U.S. West Texas Intermediate crude futures rose 18 cents to $79.30 a barrel by 1224 GMT. Brent crude futures gained 19 cents, reaching $83.55 a barrel.

The market is watching wildfires in remote western Canada that could disrupt the country’s oil supply, Tony Sycamore, market analyst with IG, said in a note.

As Canada’s wildfire season begins, firefighters on Monday were racing to contain one blaze in British Columbia and two in Alberta near the heart of the country’s oil sands industry. No operational disruptions had been reported.

But Alex Hodes, analyst at energy brokerage StoneX, said Canada’s 3.3 million barrel per day production capacity is “very likely to be affected”.

Oil prices settled up about 1% in the previous trading session on improving demand from the U.S. and China.

U.S. motorist group AAA has forecast Labour Day road trips for the May 25-27 long weekend rising to the highest level since 2000, while Chinese data over the weekend showed consumer prices rising for a third straight month.

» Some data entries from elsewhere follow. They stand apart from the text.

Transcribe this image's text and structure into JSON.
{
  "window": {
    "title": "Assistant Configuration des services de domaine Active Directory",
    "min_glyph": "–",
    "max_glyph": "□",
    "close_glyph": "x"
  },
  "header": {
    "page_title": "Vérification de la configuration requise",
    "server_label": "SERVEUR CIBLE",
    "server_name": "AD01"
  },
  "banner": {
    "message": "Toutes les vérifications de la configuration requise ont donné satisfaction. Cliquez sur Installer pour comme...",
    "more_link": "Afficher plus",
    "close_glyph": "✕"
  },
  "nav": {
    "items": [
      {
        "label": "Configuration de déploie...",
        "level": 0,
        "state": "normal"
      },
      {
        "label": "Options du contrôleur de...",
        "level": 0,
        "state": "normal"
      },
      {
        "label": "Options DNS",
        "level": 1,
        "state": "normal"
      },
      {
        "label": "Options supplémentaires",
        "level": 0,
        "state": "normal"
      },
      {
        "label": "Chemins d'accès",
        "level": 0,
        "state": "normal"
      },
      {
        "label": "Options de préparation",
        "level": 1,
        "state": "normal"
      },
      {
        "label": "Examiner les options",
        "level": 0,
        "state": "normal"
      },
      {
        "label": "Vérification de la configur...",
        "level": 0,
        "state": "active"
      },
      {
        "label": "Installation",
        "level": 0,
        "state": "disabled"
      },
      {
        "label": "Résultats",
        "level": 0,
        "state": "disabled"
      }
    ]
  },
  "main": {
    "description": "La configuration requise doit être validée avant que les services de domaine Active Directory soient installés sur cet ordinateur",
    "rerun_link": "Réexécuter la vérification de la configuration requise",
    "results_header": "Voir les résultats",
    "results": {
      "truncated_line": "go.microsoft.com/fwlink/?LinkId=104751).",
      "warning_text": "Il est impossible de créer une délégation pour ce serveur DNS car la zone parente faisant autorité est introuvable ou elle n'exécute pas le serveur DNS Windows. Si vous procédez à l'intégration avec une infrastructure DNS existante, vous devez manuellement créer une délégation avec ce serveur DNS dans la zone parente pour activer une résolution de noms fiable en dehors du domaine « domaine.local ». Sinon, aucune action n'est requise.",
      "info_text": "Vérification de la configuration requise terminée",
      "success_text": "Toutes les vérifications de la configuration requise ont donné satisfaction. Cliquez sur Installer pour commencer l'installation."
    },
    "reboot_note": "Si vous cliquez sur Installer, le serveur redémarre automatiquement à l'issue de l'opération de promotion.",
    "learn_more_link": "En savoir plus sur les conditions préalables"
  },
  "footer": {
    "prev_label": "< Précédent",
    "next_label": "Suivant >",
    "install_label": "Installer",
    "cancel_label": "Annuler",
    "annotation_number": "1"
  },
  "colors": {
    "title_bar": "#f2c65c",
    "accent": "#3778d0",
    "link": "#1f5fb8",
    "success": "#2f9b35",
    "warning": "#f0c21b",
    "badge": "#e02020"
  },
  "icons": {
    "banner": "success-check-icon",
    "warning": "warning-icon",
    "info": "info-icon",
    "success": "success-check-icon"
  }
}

The market also continued to react to bullish comments from Iraq’s oil minister, Hayyan Abdul Ghani, over the weekend, according to a note from ANZ analysts. Ghani said on Sunday that Iraq would honour voluntary output cuts made by OPEC+, which includes the Organization of the Petroleum Exporting Countries, Russia and other non-OPEC producers, at its upcoming meeting on June 1.

That reversed course from his Saturday comments that Iraq had made enough voluntary reductions and would not agree to any new output cuts.